Абаканов... Да, это был свой человек, неутомимый, работящий, и Журба поверил своему знанию людей, выработанному за годы работы в армии, в органах ГПУ, чутью, которое порой заменяет годы знакомства.

И он протянул руку Абаканову, сжал ее крепким, мужским пожатием.

Абаканов понял настроение Журбы и ответил ему тем же.

Они шли по пустырю, двое, и партсобрание продолжалось.
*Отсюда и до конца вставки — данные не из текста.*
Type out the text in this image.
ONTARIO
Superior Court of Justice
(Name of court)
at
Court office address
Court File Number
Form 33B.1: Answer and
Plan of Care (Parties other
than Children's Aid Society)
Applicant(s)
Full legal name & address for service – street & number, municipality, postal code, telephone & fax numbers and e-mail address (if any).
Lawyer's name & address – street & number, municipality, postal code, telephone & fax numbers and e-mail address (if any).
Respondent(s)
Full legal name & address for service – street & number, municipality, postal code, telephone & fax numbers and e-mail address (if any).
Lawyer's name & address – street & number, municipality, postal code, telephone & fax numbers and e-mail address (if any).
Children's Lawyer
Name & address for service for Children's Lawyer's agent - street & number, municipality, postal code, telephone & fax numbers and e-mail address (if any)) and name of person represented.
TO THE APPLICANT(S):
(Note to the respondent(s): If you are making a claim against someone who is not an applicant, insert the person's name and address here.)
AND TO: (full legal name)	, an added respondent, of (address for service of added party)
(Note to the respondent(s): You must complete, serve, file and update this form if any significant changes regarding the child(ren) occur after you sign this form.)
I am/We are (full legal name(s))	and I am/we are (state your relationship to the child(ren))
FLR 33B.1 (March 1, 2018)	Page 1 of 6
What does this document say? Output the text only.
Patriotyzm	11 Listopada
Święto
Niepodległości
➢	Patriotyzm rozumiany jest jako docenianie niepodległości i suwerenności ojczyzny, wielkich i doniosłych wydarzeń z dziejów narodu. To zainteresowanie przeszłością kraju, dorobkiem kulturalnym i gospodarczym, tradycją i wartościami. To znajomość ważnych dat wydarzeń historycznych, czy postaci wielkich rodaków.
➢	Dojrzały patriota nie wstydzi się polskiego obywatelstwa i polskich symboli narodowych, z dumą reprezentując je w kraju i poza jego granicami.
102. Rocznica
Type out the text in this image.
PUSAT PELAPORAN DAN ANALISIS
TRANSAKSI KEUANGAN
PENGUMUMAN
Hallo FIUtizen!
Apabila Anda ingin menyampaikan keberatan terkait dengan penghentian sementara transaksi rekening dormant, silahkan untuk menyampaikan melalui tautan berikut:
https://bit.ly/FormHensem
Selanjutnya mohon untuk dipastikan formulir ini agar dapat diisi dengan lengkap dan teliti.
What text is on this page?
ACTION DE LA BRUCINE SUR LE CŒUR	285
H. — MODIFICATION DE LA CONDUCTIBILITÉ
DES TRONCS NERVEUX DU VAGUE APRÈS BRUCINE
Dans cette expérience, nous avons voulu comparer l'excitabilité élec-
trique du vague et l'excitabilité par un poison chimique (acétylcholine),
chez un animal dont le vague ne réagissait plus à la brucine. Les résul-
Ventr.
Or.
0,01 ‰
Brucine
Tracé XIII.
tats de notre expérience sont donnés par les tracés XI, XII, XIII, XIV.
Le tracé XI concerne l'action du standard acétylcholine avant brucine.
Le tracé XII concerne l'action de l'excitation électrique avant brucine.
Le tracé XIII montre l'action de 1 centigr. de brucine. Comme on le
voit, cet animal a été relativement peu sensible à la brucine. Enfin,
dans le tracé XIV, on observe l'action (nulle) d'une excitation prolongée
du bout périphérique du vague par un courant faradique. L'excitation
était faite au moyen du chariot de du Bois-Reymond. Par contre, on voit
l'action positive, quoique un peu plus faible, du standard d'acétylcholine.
— Интересно, близко ли здесь лежит верховодка. Нет ли просадочных грунтов, лессовых макропористых суглинков? Эти вопросы придется решить в первые дни. Твое мнение, Абаканов?

— Просадочные грунты и меня беспокоят. Начнем ставить домны, а они — на перекос...

— Не только домны!

— Не только. Займемся, Журба, ты об этом не беспокойся, я уже думал. Расстараться вот надо людей, нашу группу подучу, Женя — в перспективе техник-геодезист, Яшку подтяну, за Сухих примусь, у него кое-какие знания есть, я сегодня установил. Поезжай завтра же к Чотышу, без людей мы не обойдемся. Конечно, по положению, забота о комплектовании лежит на мне, но тут нам считаться не приходится. Чертову уйму скважин надо пробурить, заложить шурфы.

— Нет, завтра не поеду. Не солидно: чуть явились, и сразу с жалобами. Как беспомощные дети. Повоюем сами. Теперь вот что, Абаканов, как думаешь: не переселить ли группу на площадку? Разобьем на первое время палатки, а дальше построим какую-нибудь контору с общежитием. Дело ведь не на месяц. Чего зря бить ноги?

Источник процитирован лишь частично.